Senad divulga estudo preliminiar sobre bebidas alcoólicas

Estudo preliminar divulgado pela Secretaria Nacional Antidrogas – Senad, aponta que o consumo de bebidas alcoólicas, considerado alto no País, acarreta, na maioria dos casos, problemas familiares ou conjugais, além de fazer com que muitos dirijam sob o efeito de álcool.Os dados foram apresentados na abertura da 1ª Conferência Pan-Americana de Políticas Públicas sobre o Álcool, que aconteceu em Brasília e reuniu especialistas de 20 países.

Com em 200 entrevistas feitas na Grande São Paulo, constatou-se que 63% consumiram algum tipo de bebida alcoólica no último ano e 45% disseram que problemas familiares ou conjugais estavam relacionados ao hábito de beber de um parente.Outros 31% afirmaram ter sido insultados por alguém que estava sob o efeito do álcool, e 28% já estiveram em veículo dirigido por pessoa alcoolizada.

A pesquisa, feita em parceria com a Universidade Federal de São Paulo – Unifesp, tem o objetivo de traçar pela primeira vez o padrão de consumo de bebidas alcoólicas no País. Foram 3.000 entrevistas feitas em 143 cidades desde setembro.O levantamento aponta a possibilidade de estar caindo a idade em que as pessoas começam a beber. Adolescentes disseram ter começado a beber aos 14 anos, enquanto os adultos com mais de 40 anos afirmaram ter iniciado após os 20 anos.

Além disso, 87% dos entrevistados concordam que deve haver tratamento para os usuários de álcool.

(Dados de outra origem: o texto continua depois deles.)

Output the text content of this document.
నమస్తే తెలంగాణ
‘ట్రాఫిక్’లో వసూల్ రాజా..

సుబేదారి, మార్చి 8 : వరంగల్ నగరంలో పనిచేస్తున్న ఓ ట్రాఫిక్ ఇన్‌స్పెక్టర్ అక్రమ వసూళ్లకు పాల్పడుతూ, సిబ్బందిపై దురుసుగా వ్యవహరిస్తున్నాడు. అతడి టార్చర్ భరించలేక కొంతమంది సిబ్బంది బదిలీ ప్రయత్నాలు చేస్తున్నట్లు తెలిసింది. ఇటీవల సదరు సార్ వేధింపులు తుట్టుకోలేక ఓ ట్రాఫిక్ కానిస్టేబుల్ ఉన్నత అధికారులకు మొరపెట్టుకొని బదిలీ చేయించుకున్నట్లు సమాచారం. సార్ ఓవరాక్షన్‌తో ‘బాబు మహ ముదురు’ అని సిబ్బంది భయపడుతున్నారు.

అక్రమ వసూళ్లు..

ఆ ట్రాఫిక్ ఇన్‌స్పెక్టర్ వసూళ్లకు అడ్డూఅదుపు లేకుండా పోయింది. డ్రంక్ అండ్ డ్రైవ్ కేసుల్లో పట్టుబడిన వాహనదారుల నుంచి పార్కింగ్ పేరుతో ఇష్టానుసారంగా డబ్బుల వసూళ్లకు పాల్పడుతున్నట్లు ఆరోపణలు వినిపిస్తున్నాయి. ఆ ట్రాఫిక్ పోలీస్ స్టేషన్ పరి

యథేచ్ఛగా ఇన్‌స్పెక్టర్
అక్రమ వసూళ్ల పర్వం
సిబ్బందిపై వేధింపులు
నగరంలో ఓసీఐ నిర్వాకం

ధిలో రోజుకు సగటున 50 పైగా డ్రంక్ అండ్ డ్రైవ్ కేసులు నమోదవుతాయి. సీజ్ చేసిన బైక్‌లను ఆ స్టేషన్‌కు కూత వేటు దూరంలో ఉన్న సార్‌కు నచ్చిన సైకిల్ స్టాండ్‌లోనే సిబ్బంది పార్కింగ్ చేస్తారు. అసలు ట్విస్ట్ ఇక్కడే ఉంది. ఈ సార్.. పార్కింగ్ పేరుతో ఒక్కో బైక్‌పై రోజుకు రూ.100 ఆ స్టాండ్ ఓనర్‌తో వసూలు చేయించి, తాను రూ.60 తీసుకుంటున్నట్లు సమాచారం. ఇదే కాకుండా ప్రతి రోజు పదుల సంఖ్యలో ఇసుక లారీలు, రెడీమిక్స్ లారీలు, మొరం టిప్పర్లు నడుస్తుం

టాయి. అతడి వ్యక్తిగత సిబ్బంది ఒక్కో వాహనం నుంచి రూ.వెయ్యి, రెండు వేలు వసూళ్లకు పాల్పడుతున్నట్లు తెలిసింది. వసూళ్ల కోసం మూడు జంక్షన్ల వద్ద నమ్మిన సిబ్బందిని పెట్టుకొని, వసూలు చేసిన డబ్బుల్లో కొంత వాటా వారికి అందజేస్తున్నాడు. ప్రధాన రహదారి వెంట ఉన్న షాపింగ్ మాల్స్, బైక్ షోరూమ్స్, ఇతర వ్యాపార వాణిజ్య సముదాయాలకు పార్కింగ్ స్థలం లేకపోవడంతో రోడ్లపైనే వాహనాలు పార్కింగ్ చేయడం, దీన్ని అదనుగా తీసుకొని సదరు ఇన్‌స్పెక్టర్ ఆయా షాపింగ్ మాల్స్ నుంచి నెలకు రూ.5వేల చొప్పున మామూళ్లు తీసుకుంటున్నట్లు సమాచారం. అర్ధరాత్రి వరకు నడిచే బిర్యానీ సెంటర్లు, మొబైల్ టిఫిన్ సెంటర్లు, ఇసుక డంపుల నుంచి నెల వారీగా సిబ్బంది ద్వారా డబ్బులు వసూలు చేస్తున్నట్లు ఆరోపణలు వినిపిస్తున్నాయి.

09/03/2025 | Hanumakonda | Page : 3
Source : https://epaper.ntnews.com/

Outros 54% são a favor de mais impostos sobre a bebida, e 96% apóiam restrições à propaganda do álcool.

Recentemente, Agência Nacional de Vigilância Sanitária colocou em consulta pública proposta com novas regras para aumentar o controle sobre a publicidade de bebidas alcoólicas.Outra pesquisa, com 1.200 alunos de uma universidade privada da região Sul, corrobora os resultados: 77% abusam da bebida, tomando cinco ou mais doses. E apresentam comportamento considerado de risco, como dirigir sem cinto de segurança e não usar preservativo.

Usando dados de levantamentos recentes e já divulgados, o Ministro do Gabinete de Segurança Institucional da Presidência da República, Jorge Armando Félix, disse que o álcool, além de ser a droga mais consumida no Brasil, tem o maior índice de dependência. Há, segundo ele, cerca de 19 milhões de dependentes de álcool no País.